Turkana women. Photo courtesy: Loito Titus. |
There is every
reason to doubt the tenacity of those spearheading the war on poverty in
northern Kenya. That this process has been with us for ages yet the ground
remains largely unchanged is for me, a clear indicator of its failure. It has
failed to contain the rise of poverty - especially among the majority
illiterate.
One of the
greatest challenges faced by the poor (in northern Kenya) is the fact that the
narrative as to what constitutes anti-poverty moves derives its roots from a
club of aficionados who have zero understanding about local poverty dynamics.
Besides, these characters seem to cling to that old school way of doing things
i.e. shout orders and listen not to the pleas of the populace.
But I think I
know a thing or two. This state of affairs soothes their feelings. It is their
power bank.
This is the
tipping point.
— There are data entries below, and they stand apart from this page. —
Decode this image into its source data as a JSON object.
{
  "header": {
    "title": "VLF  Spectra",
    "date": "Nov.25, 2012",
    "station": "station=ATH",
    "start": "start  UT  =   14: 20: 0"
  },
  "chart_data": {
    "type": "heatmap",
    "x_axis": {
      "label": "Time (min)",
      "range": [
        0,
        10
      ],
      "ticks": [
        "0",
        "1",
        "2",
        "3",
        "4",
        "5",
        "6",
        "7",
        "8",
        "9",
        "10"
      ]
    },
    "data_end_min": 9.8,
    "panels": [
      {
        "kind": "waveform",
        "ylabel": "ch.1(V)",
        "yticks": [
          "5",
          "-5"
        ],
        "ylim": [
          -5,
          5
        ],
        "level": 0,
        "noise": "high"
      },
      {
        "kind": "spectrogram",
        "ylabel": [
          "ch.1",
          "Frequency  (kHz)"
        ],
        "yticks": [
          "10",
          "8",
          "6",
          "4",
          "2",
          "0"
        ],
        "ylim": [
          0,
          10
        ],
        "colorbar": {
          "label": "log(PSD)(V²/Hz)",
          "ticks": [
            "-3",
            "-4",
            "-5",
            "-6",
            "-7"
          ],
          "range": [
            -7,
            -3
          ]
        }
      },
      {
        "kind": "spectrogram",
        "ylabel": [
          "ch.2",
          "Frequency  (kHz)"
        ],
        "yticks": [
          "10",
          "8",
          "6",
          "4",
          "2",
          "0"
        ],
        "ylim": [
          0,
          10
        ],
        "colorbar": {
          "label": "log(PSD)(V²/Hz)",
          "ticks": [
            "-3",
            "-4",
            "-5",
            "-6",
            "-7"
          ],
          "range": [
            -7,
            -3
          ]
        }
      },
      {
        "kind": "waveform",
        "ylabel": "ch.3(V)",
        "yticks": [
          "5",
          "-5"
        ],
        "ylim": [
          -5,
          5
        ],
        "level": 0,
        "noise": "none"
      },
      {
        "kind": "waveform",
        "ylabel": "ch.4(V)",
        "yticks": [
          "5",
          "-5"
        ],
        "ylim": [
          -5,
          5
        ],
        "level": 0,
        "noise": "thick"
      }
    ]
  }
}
Economically empowering populations has emerged as a new
frontier of contestation between those who view the poor as a steady source of
income and those whose actions are premised on "building a society that
can stand on its own". This contestation is the oxygen behind the noises
you hear about marginalization of northern Kenya.
These elite power
battles fall squarely into what scholar Tariq Ramadan describes in his many
writings on politics and elitist manipulation of the masses as the dichotomy of
alterity and likeness. Alterity and likeness imply a dichotomy based on power
and/or interests which, whether in otherness (enabling the
"aficionados" to define the general trajectory of the populace) or in
likeness (trumpeting about imaginary gains and cashing in on the masses'
gullibility to advance a predetermined narrative), can only favor one side,
elite.
This dawned on me
earlier this year when a highly-placed friend of mine whispered to me about the
political math that keeps this enterprise of poverty alive in Turkana County.
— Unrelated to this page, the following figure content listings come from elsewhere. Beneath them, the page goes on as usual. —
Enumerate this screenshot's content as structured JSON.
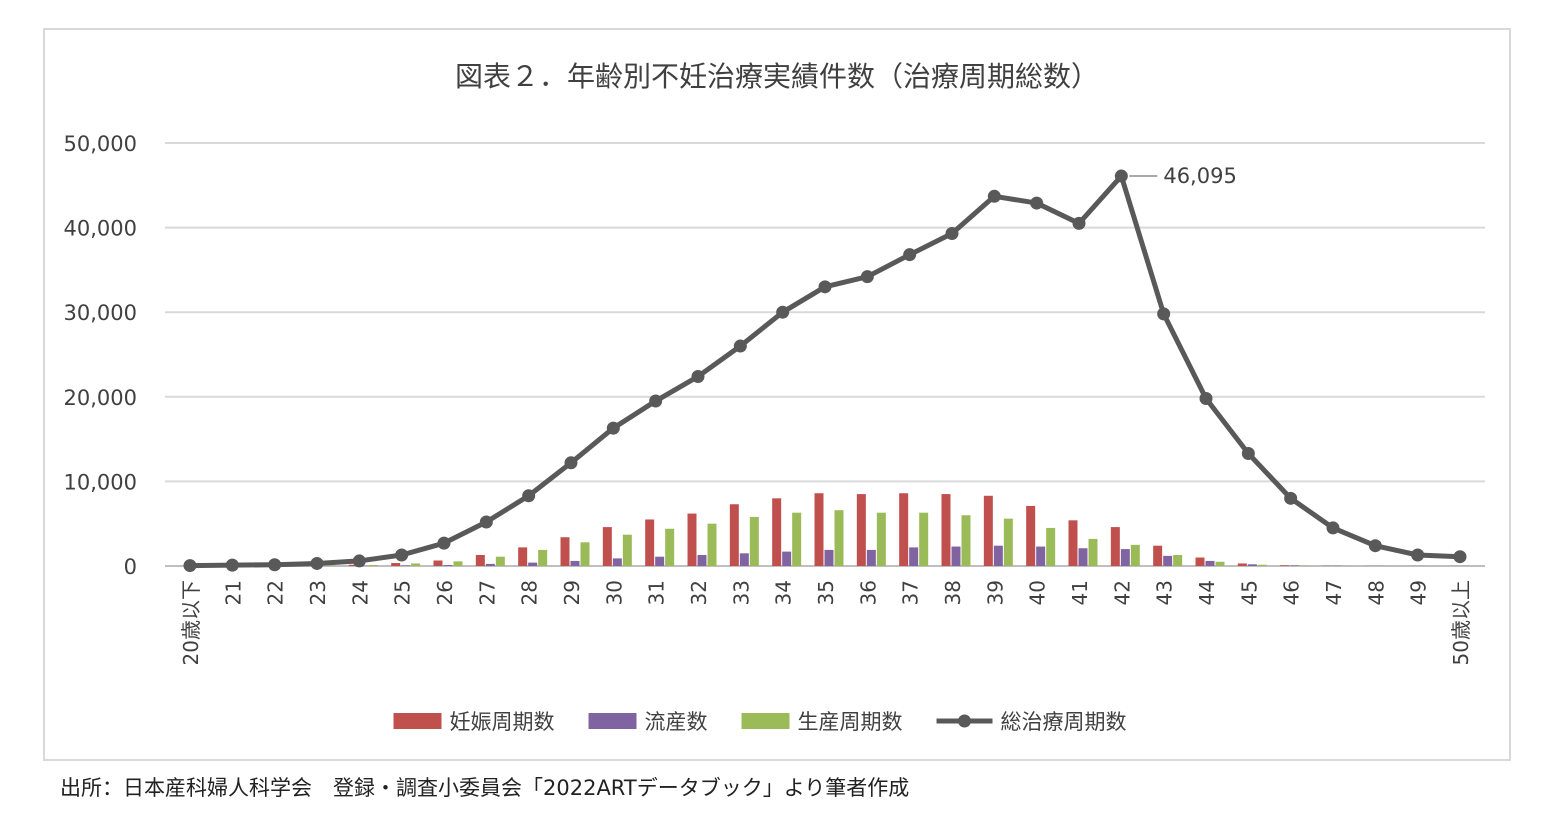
{
  "chart_data": {
    "type": "bar",
    "title": "図表２．年齢別不妊治療実績件数（治療周期総数）",
    "categories": [
      "20歳以下",
      "21",
      "22",
      "23",
      "24",
      "25",
      "26",
      "27",
      "28",
      "29",
      "30",
      "31",
      "32",
      "33",
      "34",
      "35",
      "36",
      "37",
      "38",
      "39",
      "40",
      "41",
      "42",
      "43",
      "44",
      "45",
      "46",
      "47",
      "48",
      "49",
      "50歳以上"
    ],
    "series": [
      {
        "name": "妊娠周期数",
        "type": "bar",
        "color": "#c0504d",
        "values": [
          5,
          10,
          25,
          60,
          150,
          350,
          650,
          1300,
          2200,
          3400,
          4600,
          5500,
          6200,
          7300,
          8000,
          8600,
          8500,
          8600,
          8500,
          8300,
          7100,
          5400,
          4600,
          2400,
          1000,
          300,
          80,
          30,
          15,
          10,
          10
        ]
      },
      {
        "name": "流産数",
        "type": "bar",
        "color": "#8064a2",
        "values": [
          2,
          3,
          5,
          10,
          25,
          60,
          110,
          250,
          400,
          600,
          900,
          1100,
          1300,
          1500,
          1700,
          1900,
          1900,
          2200,
          2300,
          2400,
          2300,
          2100,
          2000,
          1200,
          600,
          200,
          60,
          30,
          15,
          10,
          10
        ]
      },
      {
        "name": "生産周期数",
        "type": "bar",
        "color": "#9bbb59",
        "values": [
          3,
          5,
          20,
          50,
          120,
          300,
          550,
          1100,
          1900,
          2800,
          3700,
          4400,
          5000,
          5800,
          6300,
          6600,
          6300,
          6300,
          6000,
          5600,
          4500,
          3200,
          2500,
          1300,
          500,
          150,
          30,
          15,
          10,
          5,
          5
        ]
      },
      {
        "name": "総治療周期数",
        "type": "line",
        "color": "#595959",
        "values": [
          50,
          100,
          150,
          300,
          600,
          1300,
          2700,
          5200,
          8300,
          12200,
          16300,
          19500,
          22400,
          26000,
          30000,
          33000,
          34200,
          36800,
          39300,
          43700,
          42900,
          40500,
          46095,
          29800,
          19800,
          13300,
          8000,
          4500,
          2400,
          1300,
          1100
        ]
      }
    ],
    "ylim": [
      0,
      50000
    ],
    "yticks": [
      "0",
      "10,000",
      "20,000",
      "30,000",
      "40,000",
      "50,000"
    ],
    "ytick_values": [
      0,
      10000,
      20000,
      30000,
      40000,
      50000
    ],
    "grid": true,
    "legend_position": "bottom",
    "annotation": {
      "category": "42",
      "text": "46,095"
    },
    "xlabel": "",
    "ylabel": ""
  },
  "source_note": "出所：日本産科婦人科学会　登録・調査小委員会「2022ARTデータブック」より筆者作成"
}
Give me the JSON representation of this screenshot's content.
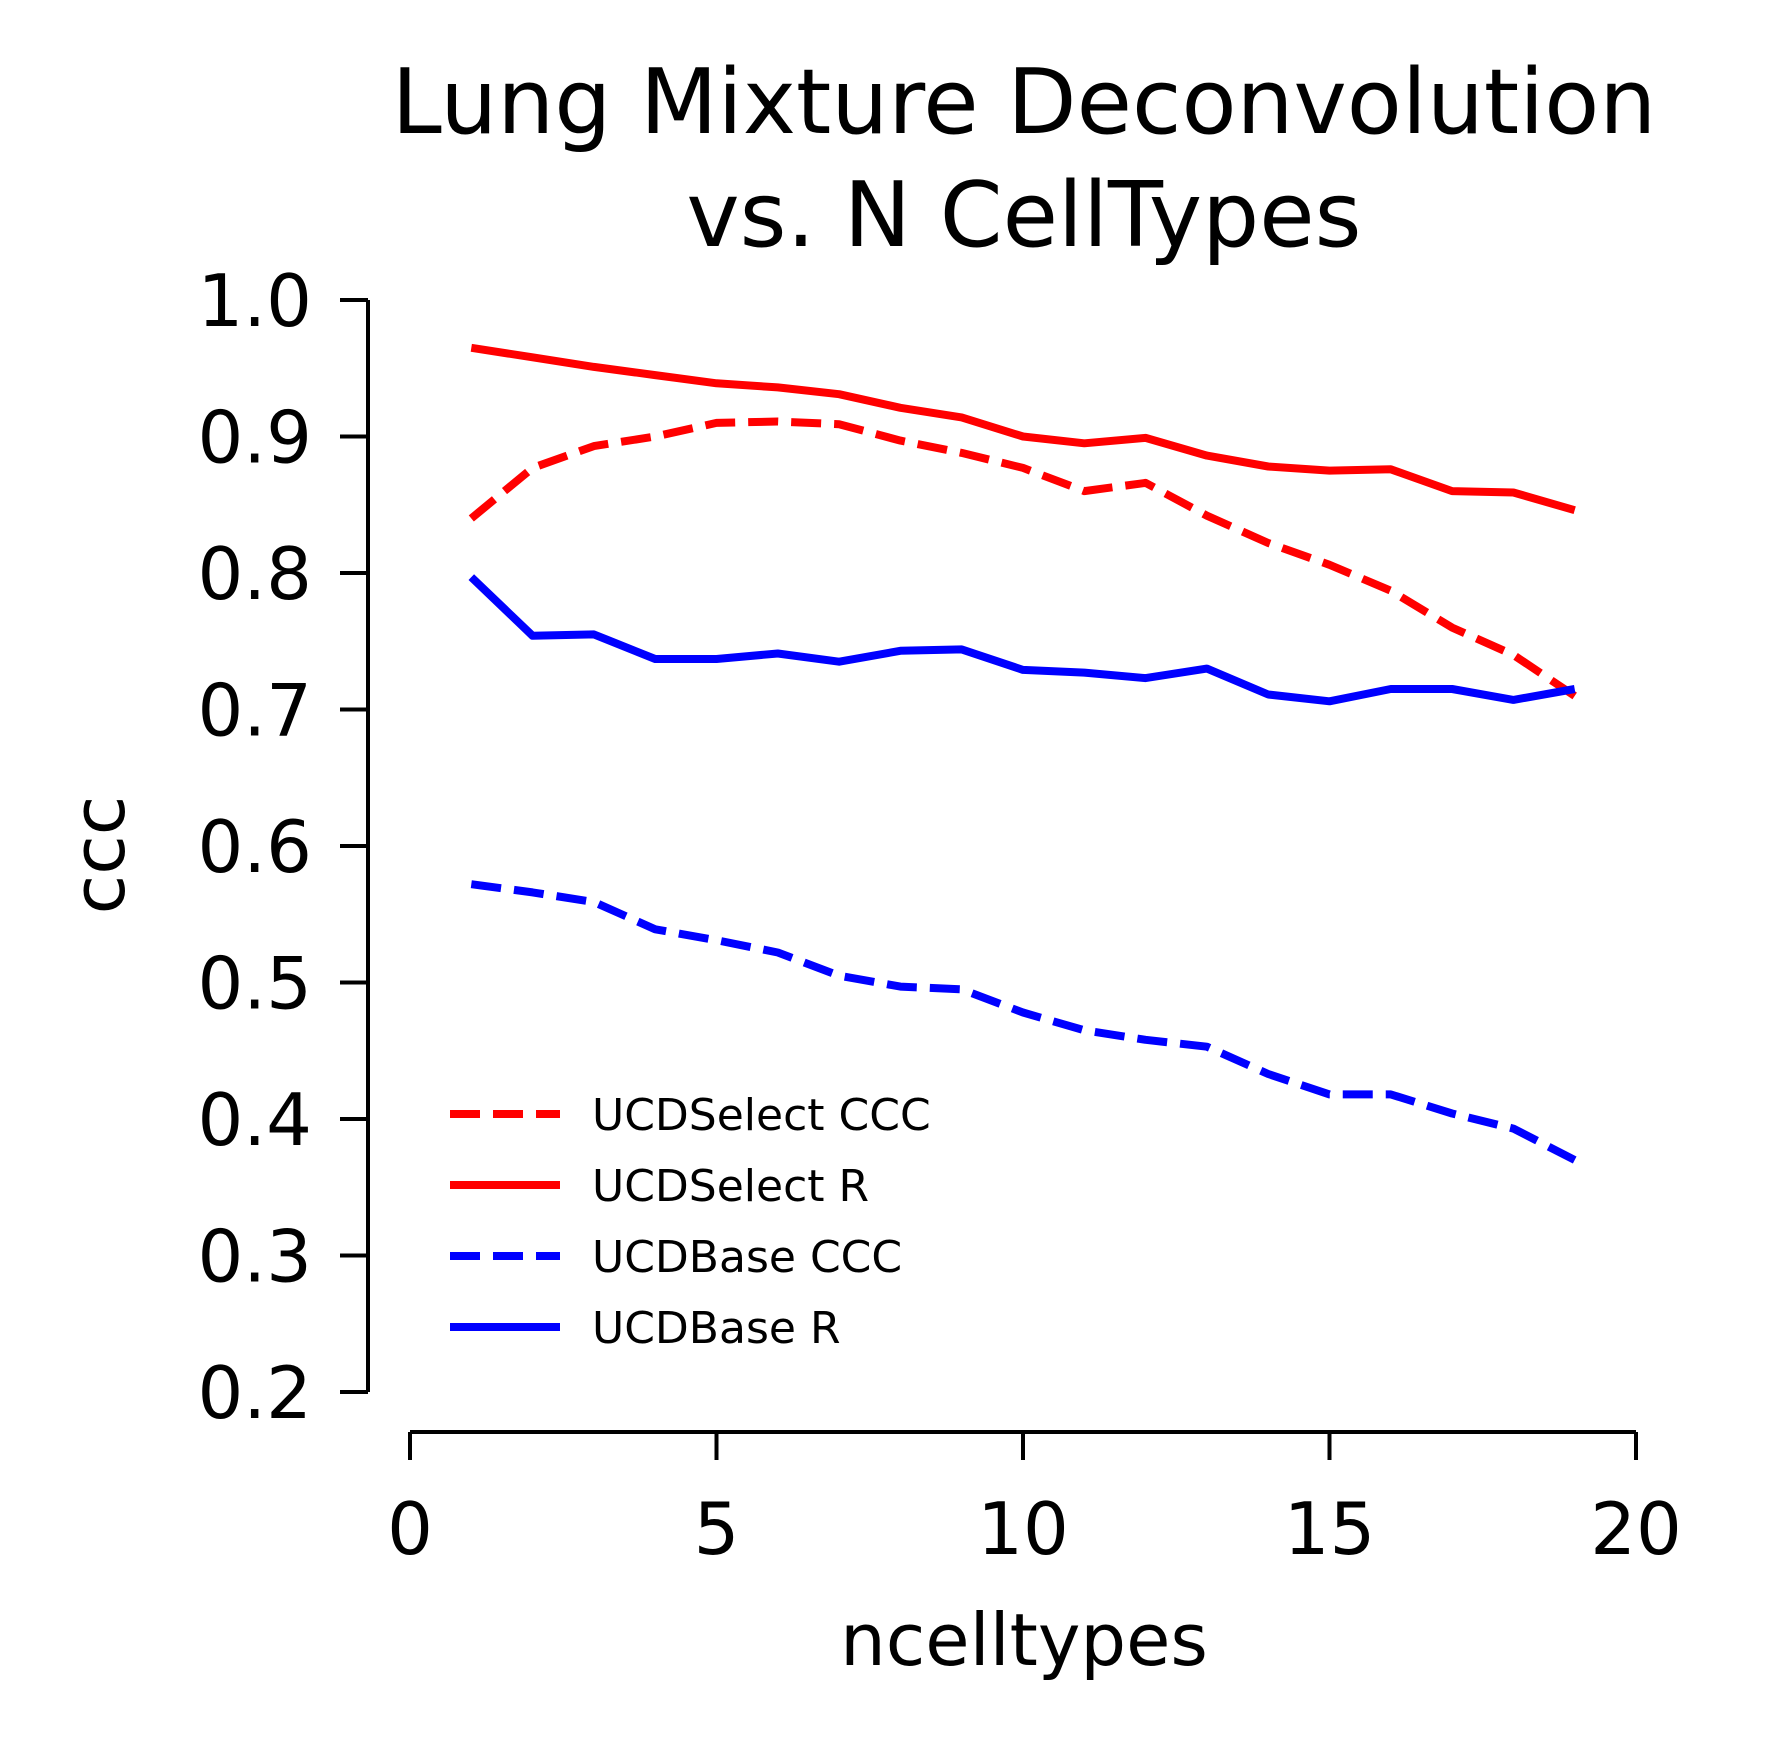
{
  "chart_data": {
    "type": "line",
    "title": [
      "Lung Mixture Deconvolution",
      "vs. N CellTypes"
    ],
    "xlabel": "ncelltypes",
    "ylabel": "ccc",
    "xlim": [
      0,
      20
    ],
    "ylim": [
      0.2,
      1.0
    ],
    "xticks": [
      0,
      5,
      10,
      15,
      20
    ],
    "yticks": [
      0.2,
      0.3,
      0.4,
      0.5,
      0.6,
      0.7,
      0.8,
      0.9,
      1.0
    ],
    "xtick_labels": [
      "0",
      "5",
      "10",
      "15",
      "20"
    ],
    "ytick_labels": [
      "0.2",
      "0.3",
      "0.4",
      "0.5",
      "0.6",
      "0.7",
      "0.8",
      "0.9",
      "1.0"
    ],
    "grid": false,
    "legend_position": "lower-left",
    "x": [
      1,
      2,
      3,
      4,
      5,
      6,
      7,
      8,
      9,
      10,
      11,
      12,
      13,
      14,
      15,
      16,
      17,
      18,
      19
    ],
    "series": [
      {
        "name": "UCDSelect CCC",
        "color": "#ff0000",
        "style": "dashed",
        "values": [
          0.84,
          0.877,
          0.893,
          0.9,
          0.91,
          0.911,
          0.909,
          0.897,
          0.888,
          0.877,
          0.86,
          0.866,
          0.842,
          0.822,
          0.806,
          0.787,
          0.76,
          0.74,
          0.71
        ]
      },
      {
        "name": "UCDSelect R",
        "color": "#ff0000",
        "style": "solid",
        "values": [
          0.965,
          0.958,
          0.951,
          0.945,
          0.939,
          0.936,
          0.931,
          0.921,
          0.914,
          0.9,
          0.895,
          0.899,
          0.886,
          0.878,
          0.875,
          0.876,
          0.86,
          0.859,
          0.846
        ]
      },
      {
        "name": "UCDBase CCC",
        "color": "#0000ff",
        "style": "dashed",
        "values": [
          0.572,
          0.566,
          0.559,
          0.539,
          0.531,
          0.522,
          0.505,
          0.497,
          0.495,
          0.478,
          0.465,
          0.458,
          0.453,
          0.433,
          0.418,
          0.418,
          0.404,
          0.393,
          0.37
        ]
      },
      {
        "name": "UCDBase R",
        "color": "#0000ff",
        "style": "solid",
        "values": [
          0.797,
          0.754,
          0.755,
          0.737,
          0.737,
          0.741,
          0.735,
          0.743,
          0.744,
          0.729,
          0.727,
          0.723,
          0.73,
          0.711,
          0.706,
          0.715,
          0.715,
          0.707,
          0.715
        ]
      }
    ]
  }
}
The guy declared that it is "better to steal and redistribute the loot
within the locality than say, if an 'outsider' (euphemism for Kenyans from
other regions) steals and goes with it to his 'home county'."
In other words,
it is politically correct to have localized theft than
outsider-centric looting. Tragic.
This is despite
the visible marks of social stagnation epitomized by hordes of
jobless youth passing their time in village beer points.
No amount of
violent crime christened as tribal raids or cattle rustling has succeeded to
reconfigure the collective reasoning of these people towards the path of
collective growth.
The rhetoric is
still the same - yesterday and today. The catch line remains the same. “Other
people”, they say, are wholly to blame for the region’s stagnation. Local
brains, again they posit, are as clean as angels. Lethal escapism.
Those of us who
spend our time scribbling about northern Kenya know pretty well that this marginalization
thing, though historically sound, is purely an art of appealing to the
vulnerabilities of the people in order to herd them into one ideological
corner.
It is a political
religion that only benefits the honcho atop the food chain.
Put another way,
those potholed roads crisscrossing northern Kenya do not warrant a national
consideration so long as powerful boys and girls from the region have their
choppers ready to ship them to whichever destination they want. Those abandoned
public schools in Garissa, Mandera and Wajir amount to nothing so long as it is
only the children of the hoi polloi who get affected.
I fail to get a
justification why a people who go to elections every five years, and
participate in all civic exercises as demanded of any Kenyan citizen, can
wallow in hopelessness.
Why should a
school child in Marsabit still be graded as "not at par" with her
colleagues in other parts of Kenya? Does this mean the more than five decades
of Kenya’s independence have not had visible marks on these parts of the
nation?
The true northern
Kenya that demands for support from the center has been pushed to the
peripheries by an imaginary northern Kenya that resides in Nairobi, and pockets
all goodies destined for the real northern Kenya.
I think it would
be wise to extend the on-going war on graft to the many NGOs and
half-governmental agencies operating in northern Kenya. I long for a
people-centric tree shaker who will grasp the moral sense of confronting the
elitist wastage that has reduced many hitherto life-saving agencies down there
into money-minting shops.
Mark you; this is
not a disease of the public sector alone. It is paramount to reiterate it here:
wastage and theft cuts across the board.